In der Praxis zahlen Klubs nicht ausschließlich den geschätzten Marktwert, sondern verhandeln über einen Preis, der die Bedürfnisse des Käufers, die Stärke des Verkäufers und die Konkurrenz auf dem Markt widerspiegelt. Wenn sich gleichzeitig mehrere Klubs aus den finanziell stärksten Ligen für einen Spieler interessieren, steigt der Preis oft über konservative öffentliche Schätzungen hinaus. Sučić ist bei Inter, einem Klub, der keine wichtigen Spieler ohne ein sehr ernsthaftes Angebot verkaufen muss, während Baturina bei Como langfristig gebunden ist und in ein Projekt eingetreten ist, das ihn offensichtlich als eine der wichtigen Figuren sieht. Deshalb ist die Behauptung, dass ihr gemeinsamer Marktwert 100 Millionen Euro überschreiten könnte, keine offiziell bestätigte Tatsache, sondern ein realistisches Szenario, wenn sich der Wachstumstrend fortsetzt, wenn die Auftritte in der Nationalmannschaft auffällig bleiben und wenn echte Nachfrage von Klubs entsteht, die bereit sind, eine Prämie für junge Mittelfeldspieler zu zahlen. Für Dinamo reicht schon aus, dass Gespräche über große Summen nicht mehr als entfernte Möglichkeit geführt werden, sondern als Thema des aktuellen Marktes.
Anteile an künftigen Transfers können Dinamos versteckte Einnahme sein
Der wichtigste Teil dieser Geschichte für Dinamo sind nicht nur Reputation und Bestätigung der Akademiearbeit, sondern potenzielle Einnahmen aus künftigen Verkäufen. Im Fall Sučić berichteten italienische Medien unter Berufung auf verhandlungsnahe Quellen, Dinamo habe in der Vereinbarung mit Inter 10 Prozent an einem künftigen Verkauf oder an einem künftigen Mehrwert gesichert, abhängig von der endgültigen Formulierung der Klausel. Sky Sport nannte laut Berichten italienischer Portale ein Geschäft über 14 Millionen Euro plus Boni und 10 Prozent an einem künftigen Weiterverkauf, während andere italienische Medien über ein ähnliches Modell schrieben. Im Fall Baturina schrieben kroatische Medien, Dinamo habe neben Ablöse und Boni 15 Prozent an seinem nächsten Transfer beziehungsweise an künftigen Einnahmen behalten, doch die Klubmitteilungen veröffentlichten den vollständigen Text der Vertragsbestimmungen nicht öffentlich. Deshalb kann die genaue Berechnung ohne Einblick in die Verträge nicht bestätigt werden, doch die Richtung ist klar: Je höher die künftigen Ablösen, desto größer ist auch der mögliche zusätzliche Nutzen für den Klub aus Maksimir.

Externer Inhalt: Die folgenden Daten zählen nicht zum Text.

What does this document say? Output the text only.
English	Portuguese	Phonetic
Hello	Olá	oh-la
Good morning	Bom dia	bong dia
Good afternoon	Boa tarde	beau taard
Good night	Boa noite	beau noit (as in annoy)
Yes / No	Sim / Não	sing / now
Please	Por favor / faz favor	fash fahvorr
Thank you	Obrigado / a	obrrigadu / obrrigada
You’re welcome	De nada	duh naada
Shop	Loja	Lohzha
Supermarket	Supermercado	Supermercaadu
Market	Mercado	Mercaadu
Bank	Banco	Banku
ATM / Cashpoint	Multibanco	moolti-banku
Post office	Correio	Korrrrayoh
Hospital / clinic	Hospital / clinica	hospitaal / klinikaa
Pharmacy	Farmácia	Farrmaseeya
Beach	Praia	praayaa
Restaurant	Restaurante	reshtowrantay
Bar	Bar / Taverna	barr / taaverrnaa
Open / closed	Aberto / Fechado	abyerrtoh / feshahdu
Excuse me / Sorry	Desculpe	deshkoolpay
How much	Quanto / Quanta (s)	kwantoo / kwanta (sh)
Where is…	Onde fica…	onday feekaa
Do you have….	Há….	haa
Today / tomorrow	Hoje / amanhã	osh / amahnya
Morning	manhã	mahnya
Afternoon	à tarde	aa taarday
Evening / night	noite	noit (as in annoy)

Der Unterschied zwischen einem Anteil am Gesamtverkauf und einem Anteil am Gewinn ist dabei entscheidend. Wenn ein Klub einen Anteil an der gesamten nächsten Ablöse behält, ist die Rechnung einfacher und größer; wenn sich der Prozentsatz nur auf den Mehrwert bezieht, wird die Summe abgezogen, die der neue Klub zuvor für den Spieler bezahlt hat. Im Fall Sučić erwähnten die Medien am häufigsten einen Anteil an einem künftigen Mehrwert, was bedeuten würde, dass Dinamo am meisten profitieren würde, wenn Inter den Spieler für eine deutlich höhere Summe verkauft, als es selbst gezahlt hat. Im Fall Baturina sprechen öffentliche Angaben häufiger von 15 Prozent am nächsten Verkauf oder Gewinn, doch ohne offiziellen Vertragstext ist Vorsicht in der Formulierung geboten. Dennoch könnte selbst ein konservatives Szenario Dinamo Millioneneinnahmen bringen, ohne einen neuen Abgang aus der aktuellen Mannschaft.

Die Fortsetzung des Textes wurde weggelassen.